Natural language processing is arguably one of the most interesting application of machine learning. Recurrent neural networks are by far the most successful models in this context, with LSTM and GRU networks being the top choice.

One can find several excellent tutorials and blog posts on how to train a recurrent neural network on a text corpus. I would definitely recommend reading “The Unreasonable Effectiveness of Recurrent Neural Networks” from A. Kaparthy for a review of cool applications of RNNs.

Deep learning frameworks such as Keras and PyTorch also provide extensive documentation on how to build such a model.

In this post, I describe an experiment at building a system that learns the distribution of tweets scraped from the web and serves the results through a web interface. I will therefore go through all the OSMN (read “awesome”) steps that a data science typically project encompasses.

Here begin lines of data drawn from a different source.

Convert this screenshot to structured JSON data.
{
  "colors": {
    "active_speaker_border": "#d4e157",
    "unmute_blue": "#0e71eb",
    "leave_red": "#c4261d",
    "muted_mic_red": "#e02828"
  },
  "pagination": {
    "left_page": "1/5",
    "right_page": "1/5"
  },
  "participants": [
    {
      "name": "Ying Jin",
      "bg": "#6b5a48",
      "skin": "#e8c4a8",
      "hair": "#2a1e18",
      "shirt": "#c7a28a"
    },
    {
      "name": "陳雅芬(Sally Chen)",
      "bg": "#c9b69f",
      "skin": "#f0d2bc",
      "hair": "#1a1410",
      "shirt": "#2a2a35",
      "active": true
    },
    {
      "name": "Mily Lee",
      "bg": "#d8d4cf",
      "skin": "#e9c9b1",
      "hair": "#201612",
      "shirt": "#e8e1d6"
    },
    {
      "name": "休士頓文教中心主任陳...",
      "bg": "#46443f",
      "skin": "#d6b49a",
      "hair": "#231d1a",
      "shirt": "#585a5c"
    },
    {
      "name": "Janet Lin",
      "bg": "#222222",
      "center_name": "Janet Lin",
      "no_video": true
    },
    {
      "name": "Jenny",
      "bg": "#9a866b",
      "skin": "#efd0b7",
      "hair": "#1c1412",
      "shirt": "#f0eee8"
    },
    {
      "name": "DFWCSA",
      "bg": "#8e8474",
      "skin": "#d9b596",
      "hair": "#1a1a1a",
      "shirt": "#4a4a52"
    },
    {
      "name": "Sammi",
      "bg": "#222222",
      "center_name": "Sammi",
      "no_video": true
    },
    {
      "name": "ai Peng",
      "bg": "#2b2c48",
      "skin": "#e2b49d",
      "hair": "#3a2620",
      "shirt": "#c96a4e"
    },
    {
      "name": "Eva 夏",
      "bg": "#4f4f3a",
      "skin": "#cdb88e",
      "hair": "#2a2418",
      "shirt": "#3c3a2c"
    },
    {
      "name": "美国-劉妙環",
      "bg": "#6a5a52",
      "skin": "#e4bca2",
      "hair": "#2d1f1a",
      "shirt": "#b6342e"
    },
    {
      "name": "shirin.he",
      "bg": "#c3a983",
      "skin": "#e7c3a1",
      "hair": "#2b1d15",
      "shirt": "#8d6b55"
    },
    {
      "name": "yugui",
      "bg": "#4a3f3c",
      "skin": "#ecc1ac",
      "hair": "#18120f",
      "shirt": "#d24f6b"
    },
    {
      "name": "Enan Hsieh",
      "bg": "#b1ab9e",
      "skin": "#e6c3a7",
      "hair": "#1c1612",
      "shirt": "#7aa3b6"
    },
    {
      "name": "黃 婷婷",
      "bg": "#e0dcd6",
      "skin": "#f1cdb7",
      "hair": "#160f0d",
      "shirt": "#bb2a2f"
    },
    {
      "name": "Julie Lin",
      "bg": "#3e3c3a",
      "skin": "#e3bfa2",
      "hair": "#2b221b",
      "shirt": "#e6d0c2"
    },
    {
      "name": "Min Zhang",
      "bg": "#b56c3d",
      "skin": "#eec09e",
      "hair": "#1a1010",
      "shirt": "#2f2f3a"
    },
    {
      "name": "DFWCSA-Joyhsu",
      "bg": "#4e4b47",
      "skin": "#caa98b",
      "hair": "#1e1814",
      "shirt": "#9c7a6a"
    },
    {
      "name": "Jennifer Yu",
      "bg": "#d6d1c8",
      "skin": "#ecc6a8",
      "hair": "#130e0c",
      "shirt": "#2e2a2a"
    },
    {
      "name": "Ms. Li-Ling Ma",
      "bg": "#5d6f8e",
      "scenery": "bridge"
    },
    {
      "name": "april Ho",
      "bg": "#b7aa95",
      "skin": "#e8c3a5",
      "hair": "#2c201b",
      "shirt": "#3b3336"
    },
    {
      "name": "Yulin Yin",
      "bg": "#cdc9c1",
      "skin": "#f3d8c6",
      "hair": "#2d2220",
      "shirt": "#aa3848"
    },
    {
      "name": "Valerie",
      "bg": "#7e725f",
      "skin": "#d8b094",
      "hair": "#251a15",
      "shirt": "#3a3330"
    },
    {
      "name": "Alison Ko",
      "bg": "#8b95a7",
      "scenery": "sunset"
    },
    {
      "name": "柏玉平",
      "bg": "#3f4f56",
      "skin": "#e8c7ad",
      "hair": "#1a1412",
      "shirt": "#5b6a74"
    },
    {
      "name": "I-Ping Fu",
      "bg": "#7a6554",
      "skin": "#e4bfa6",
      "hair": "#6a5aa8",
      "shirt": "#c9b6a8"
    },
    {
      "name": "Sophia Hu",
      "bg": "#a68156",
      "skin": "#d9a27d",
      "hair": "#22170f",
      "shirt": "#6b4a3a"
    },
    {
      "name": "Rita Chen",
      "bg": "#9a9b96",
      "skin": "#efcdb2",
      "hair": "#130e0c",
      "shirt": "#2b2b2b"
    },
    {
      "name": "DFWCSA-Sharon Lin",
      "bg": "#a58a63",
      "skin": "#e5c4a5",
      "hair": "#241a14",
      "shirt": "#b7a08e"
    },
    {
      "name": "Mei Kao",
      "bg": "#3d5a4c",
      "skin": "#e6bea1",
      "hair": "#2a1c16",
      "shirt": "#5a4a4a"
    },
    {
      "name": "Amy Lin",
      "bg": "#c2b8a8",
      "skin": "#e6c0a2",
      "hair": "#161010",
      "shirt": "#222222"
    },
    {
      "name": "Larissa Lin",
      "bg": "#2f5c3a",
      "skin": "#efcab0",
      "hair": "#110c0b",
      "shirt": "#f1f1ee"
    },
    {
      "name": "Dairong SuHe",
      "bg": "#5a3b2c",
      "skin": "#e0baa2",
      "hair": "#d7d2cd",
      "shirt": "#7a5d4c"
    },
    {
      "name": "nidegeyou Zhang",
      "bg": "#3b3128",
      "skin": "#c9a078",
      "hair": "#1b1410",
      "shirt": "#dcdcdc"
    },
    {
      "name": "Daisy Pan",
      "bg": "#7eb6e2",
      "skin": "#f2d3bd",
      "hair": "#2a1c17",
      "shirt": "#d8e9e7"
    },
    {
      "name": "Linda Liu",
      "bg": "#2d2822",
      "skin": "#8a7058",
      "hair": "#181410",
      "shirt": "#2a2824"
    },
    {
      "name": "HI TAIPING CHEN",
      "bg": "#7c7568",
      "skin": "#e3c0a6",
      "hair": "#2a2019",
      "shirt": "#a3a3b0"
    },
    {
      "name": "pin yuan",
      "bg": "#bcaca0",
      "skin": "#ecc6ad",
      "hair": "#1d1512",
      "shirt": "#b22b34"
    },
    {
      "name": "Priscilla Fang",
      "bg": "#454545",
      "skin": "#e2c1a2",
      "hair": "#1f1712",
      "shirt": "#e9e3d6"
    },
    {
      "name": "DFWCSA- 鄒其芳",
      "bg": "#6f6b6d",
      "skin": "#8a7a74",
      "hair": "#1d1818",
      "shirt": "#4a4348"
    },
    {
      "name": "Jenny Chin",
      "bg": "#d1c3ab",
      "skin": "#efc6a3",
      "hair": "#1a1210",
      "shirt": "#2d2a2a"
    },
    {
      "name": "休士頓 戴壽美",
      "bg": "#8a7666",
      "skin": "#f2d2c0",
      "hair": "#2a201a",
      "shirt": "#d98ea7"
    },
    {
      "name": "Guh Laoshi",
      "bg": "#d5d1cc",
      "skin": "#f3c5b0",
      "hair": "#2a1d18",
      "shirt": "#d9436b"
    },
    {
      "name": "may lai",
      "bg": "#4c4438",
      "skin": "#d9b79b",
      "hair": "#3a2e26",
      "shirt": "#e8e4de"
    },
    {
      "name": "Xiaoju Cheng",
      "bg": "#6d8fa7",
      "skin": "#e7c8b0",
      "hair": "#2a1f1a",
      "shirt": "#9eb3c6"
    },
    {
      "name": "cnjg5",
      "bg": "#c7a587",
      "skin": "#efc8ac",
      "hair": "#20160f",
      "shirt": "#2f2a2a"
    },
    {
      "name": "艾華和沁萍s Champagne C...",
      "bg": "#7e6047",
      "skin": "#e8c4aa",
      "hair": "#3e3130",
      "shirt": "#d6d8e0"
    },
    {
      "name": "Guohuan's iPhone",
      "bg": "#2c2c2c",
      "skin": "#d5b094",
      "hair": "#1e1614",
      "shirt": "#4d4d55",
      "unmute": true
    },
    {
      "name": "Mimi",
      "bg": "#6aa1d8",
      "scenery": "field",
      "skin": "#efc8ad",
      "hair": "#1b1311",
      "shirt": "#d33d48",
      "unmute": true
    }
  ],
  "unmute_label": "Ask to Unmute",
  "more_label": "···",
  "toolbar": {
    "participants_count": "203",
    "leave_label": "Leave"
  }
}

If you are curious to poke around the code, you can find it here. By clicking on the image below you can also check what the model predicts after being trained on a stream of tweets containing the hash tags #machinelearning and #neurips2018.

twitter_rnn_webapp.png

Here is the list of ingredients that we will need to get to the final result:

  1. We will first have to scrape the data from the web and build the text corpus on which we will train the language model.

  2. Afterwards, we will have to work out a suitable representation for the language data. Sententences are typically represented as sequences of words, which in turn are represented as fixed-size vector, through the so-called words embedding models.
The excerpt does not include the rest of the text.